If $\vec u, \vec v~ \text{and} ~\vec w$ are vectors, show that
$$\nabla\cdot [(\vec u\times \vec v)\times \vec w]=\vec w\cdot [(\vec v\cdot \nabla)\vec u-(\vec u\cdot \nabla)\vec v]$$ if $\operatorname{div}\vec u=0=\operatorname{div} \vec v$, $\operatorname{curl} \vec w=\vec{0}$.
Please suggest which identity should I use to start with.
I'm seeking guidance or hints to begin tackling this problem, as I feel unsure and don't know where to start. I'm hoping someone can provide me with some pointers or direct me towards the right path.

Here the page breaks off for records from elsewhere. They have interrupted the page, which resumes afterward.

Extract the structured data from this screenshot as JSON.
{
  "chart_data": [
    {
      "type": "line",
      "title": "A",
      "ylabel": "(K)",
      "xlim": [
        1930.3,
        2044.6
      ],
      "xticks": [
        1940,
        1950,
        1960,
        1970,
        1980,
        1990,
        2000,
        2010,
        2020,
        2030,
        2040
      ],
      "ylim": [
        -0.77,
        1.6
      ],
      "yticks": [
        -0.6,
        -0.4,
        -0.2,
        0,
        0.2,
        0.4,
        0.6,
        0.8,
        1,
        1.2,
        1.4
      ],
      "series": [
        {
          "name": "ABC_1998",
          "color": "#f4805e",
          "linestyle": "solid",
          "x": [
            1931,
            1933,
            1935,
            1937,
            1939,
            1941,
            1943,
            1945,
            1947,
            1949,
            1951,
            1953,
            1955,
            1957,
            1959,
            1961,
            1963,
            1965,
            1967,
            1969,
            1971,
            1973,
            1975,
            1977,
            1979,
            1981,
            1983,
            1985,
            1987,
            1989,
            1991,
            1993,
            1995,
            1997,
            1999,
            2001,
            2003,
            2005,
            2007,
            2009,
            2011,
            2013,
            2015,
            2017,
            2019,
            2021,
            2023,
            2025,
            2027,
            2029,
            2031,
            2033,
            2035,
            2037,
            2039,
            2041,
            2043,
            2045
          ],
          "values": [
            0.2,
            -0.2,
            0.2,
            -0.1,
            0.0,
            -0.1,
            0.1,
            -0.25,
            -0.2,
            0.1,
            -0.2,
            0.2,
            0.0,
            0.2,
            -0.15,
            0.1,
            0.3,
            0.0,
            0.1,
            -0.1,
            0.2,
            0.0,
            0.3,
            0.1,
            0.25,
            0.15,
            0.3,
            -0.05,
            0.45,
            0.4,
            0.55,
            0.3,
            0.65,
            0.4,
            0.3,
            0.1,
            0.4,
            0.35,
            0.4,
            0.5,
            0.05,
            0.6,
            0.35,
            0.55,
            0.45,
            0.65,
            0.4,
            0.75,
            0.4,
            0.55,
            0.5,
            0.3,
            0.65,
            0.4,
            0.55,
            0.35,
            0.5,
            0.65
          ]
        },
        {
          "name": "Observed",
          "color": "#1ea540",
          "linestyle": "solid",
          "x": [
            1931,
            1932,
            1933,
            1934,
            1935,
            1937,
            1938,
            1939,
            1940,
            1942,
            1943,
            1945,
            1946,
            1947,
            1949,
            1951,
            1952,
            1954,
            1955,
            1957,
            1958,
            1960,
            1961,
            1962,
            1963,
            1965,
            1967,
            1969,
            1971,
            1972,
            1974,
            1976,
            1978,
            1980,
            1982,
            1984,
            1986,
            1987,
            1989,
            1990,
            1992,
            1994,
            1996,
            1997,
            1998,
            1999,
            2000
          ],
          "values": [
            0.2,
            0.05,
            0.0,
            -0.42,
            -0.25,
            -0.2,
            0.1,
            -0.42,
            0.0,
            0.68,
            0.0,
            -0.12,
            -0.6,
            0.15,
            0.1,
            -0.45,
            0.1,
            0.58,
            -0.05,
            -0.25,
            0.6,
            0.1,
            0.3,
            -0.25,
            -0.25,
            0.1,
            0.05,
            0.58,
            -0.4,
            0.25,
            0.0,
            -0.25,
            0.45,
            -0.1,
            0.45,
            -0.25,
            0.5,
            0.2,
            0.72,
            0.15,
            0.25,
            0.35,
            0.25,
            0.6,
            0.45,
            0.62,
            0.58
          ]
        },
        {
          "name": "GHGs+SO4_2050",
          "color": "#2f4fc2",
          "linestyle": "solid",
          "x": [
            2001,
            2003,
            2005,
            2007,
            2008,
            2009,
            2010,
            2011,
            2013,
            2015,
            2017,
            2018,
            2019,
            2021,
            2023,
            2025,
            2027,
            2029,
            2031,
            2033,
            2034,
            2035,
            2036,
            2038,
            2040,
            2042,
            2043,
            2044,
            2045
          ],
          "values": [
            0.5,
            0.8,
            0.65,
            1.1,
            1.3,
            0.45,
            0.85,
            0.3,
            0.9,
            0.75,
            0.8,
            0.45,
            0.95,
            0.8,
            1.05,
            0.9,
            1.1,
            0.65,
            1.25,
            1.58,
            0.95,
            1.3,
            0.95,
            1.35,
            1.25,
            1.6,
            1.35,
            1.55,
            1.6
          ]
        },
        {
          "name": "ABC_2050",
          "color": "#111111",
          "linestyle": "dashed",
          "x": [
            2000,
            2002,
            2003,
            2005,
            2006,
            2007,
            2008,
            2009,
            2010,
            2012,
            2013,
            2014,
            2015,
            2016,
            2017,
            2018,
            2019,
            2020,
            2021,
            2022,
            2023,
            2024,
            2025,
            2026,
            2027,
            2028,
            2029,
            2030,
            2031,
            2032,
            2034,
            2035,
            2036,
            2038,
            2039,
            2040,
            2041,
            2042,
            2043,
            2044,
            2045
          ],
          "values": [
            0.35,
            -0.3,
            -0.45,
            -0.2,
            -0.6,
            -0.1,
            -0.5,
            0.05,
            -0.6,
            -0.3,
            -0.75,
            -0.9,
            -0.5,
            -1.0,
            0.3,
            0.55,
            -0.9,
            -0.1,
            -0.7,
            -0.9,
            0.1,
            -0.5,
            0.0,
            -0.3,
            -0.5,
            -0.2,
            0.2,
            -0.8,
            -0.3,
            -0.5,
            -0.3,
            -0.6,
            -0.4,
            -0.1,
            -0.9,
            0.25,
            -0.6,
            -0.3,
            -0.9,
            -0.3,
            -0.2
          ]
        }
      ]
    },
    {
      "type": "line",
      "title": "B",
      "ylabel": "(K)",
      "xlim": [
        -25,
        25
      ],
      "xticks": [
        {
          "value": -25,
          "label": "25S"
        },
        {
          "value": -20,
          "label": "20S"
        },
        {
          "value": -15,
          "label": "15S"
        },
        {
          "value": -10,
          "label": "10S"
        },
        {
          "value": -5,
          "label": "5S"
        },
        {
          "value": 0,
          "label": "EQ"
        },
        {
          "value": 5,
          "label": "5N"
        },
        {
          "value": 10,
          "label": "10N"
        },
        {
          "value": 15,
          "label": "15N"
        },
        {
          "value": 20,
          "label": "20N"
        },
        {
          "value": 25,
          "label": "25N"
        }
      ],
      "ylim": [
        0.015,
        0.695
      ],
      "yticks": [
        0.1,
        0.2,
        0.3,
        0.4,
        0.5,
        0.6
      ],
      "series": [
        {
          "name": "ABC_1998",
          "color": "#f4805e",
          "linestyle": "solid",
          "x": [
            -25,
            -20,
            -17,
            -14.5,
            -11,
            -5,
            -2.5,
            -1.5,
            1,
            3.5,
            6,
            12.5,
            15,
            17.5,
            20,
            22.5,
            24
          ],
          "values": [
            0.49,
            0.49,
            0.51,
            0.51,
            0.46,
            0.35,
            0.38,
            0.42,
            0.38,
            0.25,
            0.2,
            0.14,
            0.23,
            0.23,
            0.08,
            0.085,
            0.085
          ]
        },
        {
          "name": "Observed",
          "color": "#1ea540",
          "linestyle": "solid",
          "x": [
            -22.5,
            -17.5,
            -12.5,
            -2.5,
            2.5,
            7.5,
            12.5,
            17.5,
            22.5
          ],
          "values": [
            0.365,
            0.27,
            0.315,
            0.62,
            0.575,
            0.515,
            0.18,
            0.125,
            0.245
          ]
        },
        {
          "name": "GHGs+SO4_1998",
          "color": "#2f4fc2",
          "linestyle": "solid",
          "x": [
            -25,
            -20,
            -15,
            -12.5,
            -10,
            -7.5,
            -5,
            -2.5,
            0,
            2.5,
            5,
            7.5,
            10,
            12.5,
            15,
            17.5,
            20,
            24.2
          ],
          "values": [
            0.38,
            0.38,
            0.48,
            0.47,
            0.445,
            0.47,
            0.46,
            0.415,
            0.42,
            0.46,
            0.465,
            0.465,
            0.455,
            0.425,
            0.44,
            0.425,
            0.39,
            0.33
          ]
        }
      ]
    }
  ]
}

Edit: Could anyone recommend an approach to initiate problem-solving without incorporating tensor-based methods?
first you can use levi civita identity to evaluate the cross product in the left hand side,then it will looks like this : div((U x V)i x W) = div((eijk Uj.Vk) x W) ... (i) then i will turn the index "j" in the "Uj" to be "k" using kronecker delta: Uj = δj^ k Uk. then the equation "(i)" will become : div((eijk.δj^ k.Uk.Vk) x w ) = div(eijk.δj^ k (z x w) )... (ii). for z as some scalar from "<u,v>". and if we continue,i can contract the indicies in the levi civita by kronecker delta,then equation "(ii)" become: div(eijj.(z x w)) = 0 why ? remember that repeating indices in levi civita means zero. then it suited to the right hand side.of course when div(U) = div(V) = 0 the right hand side equal to zero too.
and the proof done :) CMIIW